The disadvantages of Advantage

But what about Amazon.com’s Advantage Program? some will ask. With the Advantage Program, Amazon.com basically acts as a distributor, like Ingram and Baker & Taylor. Check their guidelines. They take a 55% non-negotiable cut. They say the advantage is you can list publisher’s comments, author’s comments, reviews, and interviews. But when the Special Order option was available, I could do that without paying 55%.

For Advantage Program publishers, Amazon.com will display cover art. I scanned and forwarded Amazon.com cover art and it cost me nothing for a Special Order title. Look now at the fine print and you see that in the Advantage Program a book won’t be displayed until it’s actually published. With the Special Order option, I was able to list a book six months prior to publication. Even Ingram and Baker & Taylor provide better service in this regard. They encourage you to list a book prior to publication, and then they post it on Amazon.com right away.

So publishers are shooting themselves in the foot by going with the Advantage Program. If a book generates pre-publication buzz (via galley proofs, reviews, advertising), numerous orders can be pending prior to pub date if it’s listed early on Amazon.com.
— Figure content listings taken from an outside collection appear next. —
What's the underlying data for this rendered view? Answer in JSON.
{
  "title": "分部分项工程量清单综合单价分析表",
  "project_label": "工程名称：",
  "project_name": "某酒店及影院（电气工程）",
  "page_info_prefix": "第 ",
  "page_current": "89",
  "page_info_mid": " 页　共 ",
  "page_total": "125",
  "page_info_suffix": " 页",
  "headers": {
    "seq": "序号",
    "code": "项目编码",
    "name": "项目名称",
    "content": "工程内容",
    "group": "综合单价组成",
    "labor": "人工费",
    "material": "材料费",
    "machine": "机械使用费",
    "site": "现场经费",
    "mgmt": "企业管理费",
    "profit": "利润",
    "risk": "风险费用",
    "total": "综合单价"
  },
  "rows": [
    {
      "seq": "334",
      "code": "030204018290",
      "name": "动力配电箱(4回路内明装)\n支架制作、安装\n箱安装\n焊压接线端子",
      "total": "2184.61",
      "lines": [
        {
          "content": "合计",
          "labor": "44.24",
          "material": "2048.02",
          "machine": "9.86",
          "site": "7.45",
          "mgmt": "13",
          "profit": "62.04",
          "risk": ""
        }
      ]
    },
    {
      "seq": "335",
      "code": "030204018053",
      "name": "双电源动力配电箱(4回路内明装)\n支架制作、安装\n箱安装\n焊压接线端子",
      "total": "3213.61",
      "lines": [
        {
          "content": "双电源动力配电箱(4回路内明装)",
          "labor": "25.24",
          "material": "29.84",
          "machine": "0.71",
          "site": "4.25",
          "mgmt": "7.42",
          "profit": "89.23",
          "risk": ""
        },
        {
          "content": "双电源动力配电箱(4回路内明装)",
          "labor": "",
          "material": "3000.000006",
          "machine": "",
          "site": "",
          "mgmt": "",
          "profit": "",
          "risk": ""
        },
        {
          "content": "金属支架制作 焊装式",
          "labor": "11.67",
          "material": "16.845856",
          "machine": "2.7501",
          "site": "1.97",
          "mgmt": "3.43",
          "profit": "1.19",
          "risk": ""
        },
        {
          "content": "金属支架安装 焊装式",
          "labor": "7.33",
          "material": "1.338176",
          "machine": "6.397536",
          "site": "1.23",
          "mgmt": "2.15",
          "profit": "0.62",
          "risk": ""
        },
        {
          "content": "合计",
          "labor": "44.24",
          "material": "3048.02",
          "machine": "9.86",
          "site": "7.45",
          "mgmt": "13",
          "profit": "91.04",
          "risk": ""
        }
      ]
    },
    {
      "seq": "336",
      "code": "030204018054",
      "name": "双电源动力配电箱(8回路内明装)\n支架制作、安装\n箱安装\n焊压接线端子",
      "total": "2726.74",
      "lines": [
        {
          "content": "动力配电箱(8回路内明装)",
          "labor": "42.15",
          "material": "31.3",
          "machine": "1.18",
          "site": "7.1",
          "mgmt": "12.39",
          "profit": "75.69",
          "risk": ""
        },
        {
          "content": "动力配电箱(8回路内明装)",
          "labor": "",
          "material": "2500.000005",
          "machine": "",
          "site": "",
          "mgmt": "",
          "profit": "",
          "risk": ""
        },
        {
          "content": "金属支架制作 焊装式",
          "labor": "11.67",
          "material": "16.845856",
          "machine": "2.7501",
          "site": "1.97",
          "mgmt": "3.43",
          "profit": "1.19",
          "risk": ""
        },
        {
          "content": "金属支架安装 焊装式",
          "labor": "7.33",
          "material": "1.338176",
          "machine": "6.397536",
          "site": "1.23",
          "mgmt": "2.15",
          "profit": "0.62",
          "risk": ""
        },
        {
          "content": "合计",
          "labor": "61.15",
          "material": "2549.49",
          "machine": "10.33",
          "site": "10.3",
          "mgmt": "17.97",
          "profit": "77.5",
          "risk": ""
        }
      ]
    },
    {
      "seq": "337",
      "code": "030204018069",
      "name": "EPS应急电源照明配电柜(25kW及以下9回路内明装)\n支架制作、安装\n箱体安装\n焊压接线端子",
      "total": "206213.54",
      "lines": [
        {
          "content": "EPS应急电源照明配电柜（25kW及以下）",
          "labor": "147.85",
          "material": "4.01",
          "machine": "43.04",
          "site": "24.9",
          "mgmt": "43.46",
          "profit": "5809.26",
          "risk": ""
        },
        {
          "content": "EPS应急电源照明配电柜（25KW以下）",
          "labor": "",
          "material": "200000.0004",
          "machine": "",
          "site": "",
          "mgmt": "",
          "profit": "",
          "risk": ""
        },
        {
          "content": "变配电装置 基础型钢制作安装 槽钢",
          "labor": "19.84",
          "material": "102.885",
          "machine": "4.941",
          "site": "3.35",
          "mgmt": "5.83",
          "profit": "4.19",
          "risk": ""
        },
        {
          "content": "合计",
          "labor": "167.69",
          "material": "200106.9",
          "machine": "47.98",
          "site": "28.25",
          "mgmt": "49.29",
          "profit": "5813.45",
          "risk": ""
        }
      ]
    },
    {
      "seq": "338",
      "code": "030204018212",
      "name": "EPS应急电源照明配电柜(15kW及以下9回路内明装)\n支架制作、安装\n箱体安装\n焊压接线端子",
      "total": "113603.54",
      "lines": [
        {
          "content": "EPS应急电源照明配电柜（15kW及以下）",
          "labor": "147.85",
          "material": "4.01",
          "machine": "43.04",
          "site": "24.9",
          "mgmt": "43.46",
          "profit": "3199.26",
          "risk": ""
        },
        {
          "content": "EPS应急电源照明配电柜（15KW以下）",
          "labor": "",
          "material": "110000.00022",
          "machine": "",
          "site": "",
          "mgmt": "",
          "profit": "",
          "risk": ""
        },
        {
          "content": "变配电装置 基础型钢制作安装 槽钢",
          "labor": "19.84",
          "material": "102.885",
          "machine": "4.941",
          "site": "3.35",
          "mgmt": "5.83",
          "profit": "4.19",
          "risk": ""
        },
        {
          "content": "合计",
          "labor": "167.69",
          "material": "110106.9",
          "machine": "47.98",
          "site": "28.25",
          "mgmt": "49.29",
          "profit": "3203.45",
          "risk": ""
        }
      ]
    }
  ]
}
One of the books we published received orders for more than 100 copies from Amazon.com the day it saw publication-after it had been listed for months on Amazon.com as a Special Order title and orders had already been taken. (Note: This early posting can still occur if you’re with Ingram or Baker & Taylor.)

In addition, being paid immediately with Special Orders allowed us to pay a good portion of our printing bill. With the Advantage Program, which requires waiting to list the book until it is physically available, you get paid once a month. This is better than the other distributors, but not as good as with a Special Order title.

Where do we go from here?

What can and should be done? In the best of all worlds, there would be a great outcry from libraries and the specialty press, buttressed by organizations that provide services for this segment of the book community. The adverse publicity could force Amazon.com to rethink their decision and reinstate Special Orders.
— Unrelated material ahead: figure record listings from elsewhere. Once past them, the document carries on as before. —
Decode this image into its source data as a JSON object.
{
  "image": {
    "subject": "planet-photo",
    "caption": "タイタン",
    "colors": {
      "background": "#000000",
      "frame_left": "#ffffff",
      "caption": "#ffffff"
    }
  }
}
Compromise is possible too. When I spoke with a representative at Amazon.com, I was told the reason for the change was the bottom line. Amazon.com wants to generate profits. I can sympathize. I want to generate profits for Gauntlet Press. Why not agree to allow listing of Special Order titles at a 20-30% discount? I could live with that. Amazon.com would profit, as well.

Many like to condemn Amazon.com for a variety of reasons. Until this past week, there was nothing negative I could say about the company. They opened the world to books offered by small and specialty press publishers. They prepaid. There was no need to generate time-consuming paperwork. Now they’ve become just another distributor out to make a buck. Without immediate action, the impact on specialty and small presses, as well as on mid-list and unknown authors, may well be devastating. And that is the bottom line.

Barry Hoffman is the Publisher of Gauntlet Press (www.gauntletpress.com), the Editor/Publisher of “Gauntlet” magazine (the only mass market publication focusing on censorship), and the author of four published novels-“Hungry Eyes,””Eyes of Prey,””Born Bad,” and “Judas Eyes.” Gauntlet Press won the 1999 Horror Writers Association (HWA) award for Best Small Press. Hoffman was a nominee this year for the PEN/Newman’s Own First Amendment Award because of censorship of his novel “Born Bad.”